On ne doutera guère que l’aéroport constitue l’un des lieux contemporains de l’exil, carrefour anonyme où géographies et identités se diluent dans une stérilisation culturelle. Malgré les notes d’intentions imprimées dans la brochure de salle, le choix d’un tel lieu pour le retour d’Ulysse à Ithaque ne dut être retenu que par les scrupules de l’évidence. S’il reste dans le domaine de la fiction, le décor en restitue les formants principaux : le tapis bagage, le filtre de sécurité au loin, les plexiglas qui divisent l’espace avec une poésie absurde (révélée par Jacques Tati dans Playtime).

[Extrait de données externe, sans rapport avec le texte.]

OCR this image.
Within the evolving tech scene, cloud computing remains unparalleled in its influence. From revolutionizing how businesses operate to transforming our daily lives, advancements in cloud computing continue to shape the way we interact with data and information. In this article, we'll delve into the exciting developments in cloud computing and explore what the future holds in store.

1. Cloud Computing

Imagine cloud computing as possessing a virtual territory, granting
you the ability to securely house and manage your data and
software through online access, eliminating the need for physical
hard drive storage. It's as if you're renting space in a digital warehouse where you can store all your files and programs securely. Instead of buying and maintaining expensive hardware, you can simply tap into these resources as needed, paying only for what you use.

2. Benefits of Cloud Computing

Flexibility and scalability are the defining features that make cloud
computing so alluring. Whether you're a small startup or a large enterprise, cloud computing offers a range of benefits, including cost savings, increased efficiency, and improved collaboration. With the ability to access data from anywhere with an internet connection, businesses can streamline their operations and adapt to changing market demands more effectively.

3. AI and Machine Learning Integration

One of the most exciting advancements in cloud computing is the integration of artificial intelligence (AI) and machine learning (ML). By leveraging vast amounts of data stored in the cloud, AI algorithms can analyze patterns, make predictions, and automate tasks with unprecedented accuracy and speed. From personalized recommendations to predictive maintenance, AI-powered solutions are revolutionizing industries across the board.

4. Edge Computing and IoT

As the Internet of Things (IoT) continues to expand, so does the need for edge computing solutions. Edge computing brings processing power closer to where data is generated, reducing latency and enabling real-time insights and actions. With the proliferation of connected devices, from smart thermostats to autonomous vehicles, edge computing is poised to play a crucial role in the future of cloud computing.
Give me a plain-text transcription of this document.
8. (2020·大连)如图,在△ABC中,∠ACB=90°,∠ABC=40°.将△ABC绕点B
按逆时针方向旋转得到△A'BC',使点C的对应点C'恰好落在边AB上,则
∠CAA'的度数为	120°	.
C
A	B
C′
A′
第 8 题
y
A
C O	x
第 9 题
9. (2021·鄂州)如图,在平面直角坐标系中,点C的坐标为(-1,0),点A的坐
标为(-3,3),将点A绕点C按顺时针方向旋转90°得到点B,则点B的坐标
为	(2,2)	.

Sur ce faux réalisme se greffe la mythologie, d’abord dans la pénombre par voix acoustiques et effets de comparaison – la fontaine de Neptune ou le court-circuit de Jupiter pour le tonnerre –, puis avec des costumes et des sculptures qui donneraient des leçons de kitsch à Niki de Saint-Phalle et Jeff Koons. Le goût discutable du premier degré se confirme dans la grande scène des prétendants, dévoilant leurs atours jusqu’à la nudité intégrale d’Antinoo, avec les mains pour toute pudeur abdominale, ou encore dans un massacre dont l’insistance exhaustive et sanguinolente n’a d’égale que la modestie de la direction d’acteurs. On ne s’attardera pas sur les chèvres du berger Eumete qui paissent dans les corridors ou l’attelage de Minerva. Calibrées par Ken Hioco, les lumières participent de l’ambiguïté du retour après une si longue absence.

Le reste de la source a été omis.